- Radioville Location within Indiana Radioville Location within the United States
- Coordinates: 41°09′35″N 86°53′28″W﻿ / ﻿41.15972°N 86.89111°W
- Country: United States
- State: Indiana
- County: Pulaski
- Township: Cass
- Elevation: 705 ft (215 m)
- Time zone: UTC-5 (Eastern (EST))
- • Summer (DST): UTC-4 (EDT)
- ZIP code: 46374
- GNIS feature ID: 453067

= Radioville, Indiana =

Radioville is an unincorporated community in Cass Township, Pulaski County, in the U.S. state of Indiana.

==History==
For many years, the cultural center of Radioville and environs was a popular bowling alley and restaurant, known as Countryside Lanes, operated by local resident Bud Schroeder for over 40 years, from the early 1960s until his death in 2007.

Radioville was proposed to be established in October 1932 by Henry Ulrich. The planned community was to consist of homes, churches, schools and industry. Some bought lots and built homes but Ulrich's plan never evolved.
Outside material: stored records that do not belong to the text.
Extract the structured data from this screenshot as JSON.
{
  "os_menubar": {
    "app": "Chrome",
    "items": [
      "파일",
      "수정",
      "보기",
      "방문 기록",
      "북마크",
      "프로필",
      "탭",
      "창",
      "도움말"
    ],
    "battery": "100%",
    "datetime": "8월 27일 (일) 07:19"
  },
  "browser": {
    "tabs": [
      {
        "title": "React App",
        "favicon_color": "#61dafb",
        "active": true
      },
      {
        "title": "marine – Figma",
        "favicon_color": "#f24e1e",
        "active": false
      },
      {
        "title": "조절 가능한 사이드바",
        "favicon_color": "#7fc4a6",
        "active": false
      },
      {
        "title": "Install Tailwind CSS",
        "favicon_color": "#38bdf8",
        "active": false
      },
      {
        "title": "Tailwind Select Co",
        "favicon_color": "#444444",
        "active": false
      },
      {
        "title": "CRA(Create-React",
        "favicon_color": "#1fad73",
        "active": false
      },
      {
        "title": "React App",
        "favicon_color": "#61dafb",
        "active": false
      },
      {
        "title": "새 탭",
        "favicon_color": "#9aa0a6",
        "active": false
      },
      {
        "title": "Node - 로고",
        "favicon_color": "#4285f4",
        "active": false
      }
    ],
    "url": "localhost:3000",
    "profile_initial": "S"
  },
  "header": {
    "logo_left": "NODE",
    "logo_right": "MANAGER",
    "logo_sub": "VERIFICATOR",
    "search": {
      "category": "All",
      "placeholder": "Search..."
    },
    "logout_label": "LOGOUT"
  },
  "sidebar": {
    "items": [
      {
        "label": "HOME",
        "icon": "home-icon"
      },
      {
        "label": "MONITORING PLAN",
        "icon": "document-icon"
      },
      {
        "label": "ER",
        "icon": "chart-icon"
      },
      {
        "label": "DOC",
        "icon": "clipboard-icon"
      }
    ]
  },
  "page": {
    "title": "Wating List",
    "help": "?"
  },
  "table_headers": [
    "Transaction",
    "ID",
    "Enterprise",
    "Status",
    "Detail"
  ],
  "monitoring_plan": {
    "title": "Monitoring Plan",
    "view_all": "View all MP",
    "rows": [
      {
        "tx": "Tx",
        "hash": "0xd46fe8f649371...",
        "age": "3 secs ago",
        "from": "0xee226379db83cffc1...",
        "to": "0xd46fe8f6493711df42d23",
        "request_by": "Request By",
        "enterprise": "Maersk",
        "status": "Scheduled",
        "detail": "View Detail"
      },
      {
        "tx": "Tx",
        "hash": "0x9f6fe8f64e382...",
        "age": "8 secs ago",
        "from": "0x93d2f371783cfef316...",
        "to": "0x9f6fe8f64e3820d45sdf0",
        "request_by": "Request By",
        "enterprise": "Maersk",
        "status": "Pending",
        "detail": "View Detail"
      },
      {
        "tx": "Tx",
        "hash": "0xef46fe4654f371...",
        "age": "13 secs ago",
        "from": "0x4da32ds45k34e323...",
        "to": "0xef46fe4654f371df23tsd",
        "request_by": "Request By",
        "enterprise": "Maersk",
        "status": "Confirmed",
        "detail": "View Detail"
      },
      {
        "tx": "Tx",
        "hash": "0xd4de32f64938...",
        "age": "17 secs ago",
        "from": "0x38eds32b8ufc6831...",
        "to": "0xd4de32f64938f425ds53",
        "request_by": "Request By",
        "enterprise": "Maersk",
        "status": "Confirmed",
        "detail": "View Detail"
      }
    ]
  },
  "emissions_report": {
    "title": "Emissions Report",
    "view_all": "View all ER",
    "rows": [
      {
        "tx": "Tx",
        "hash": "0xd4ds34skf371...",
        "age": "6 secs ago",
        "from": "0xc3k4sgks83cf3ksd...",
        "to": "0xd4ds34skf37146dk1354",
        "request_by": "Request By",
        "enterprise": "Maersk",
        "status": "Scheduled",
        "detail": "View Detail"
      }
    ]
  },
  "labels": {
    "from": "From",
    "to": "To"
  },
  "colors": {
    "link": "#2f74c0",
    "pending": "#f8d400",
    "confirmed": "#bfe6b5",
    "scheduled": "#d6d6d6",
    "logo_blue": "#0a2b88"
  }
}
The name is possibly derived from a procedure Ulrich performed called diathermy, a therapy using heat from condensed radio waves to relieve bone and muscle ailments. Residents also believe that radio broadcasting, including advertising for the Radioville community, and its developing popularity may have also encouraged the name. Today the community is not much more than a crossroads east of Pulaski.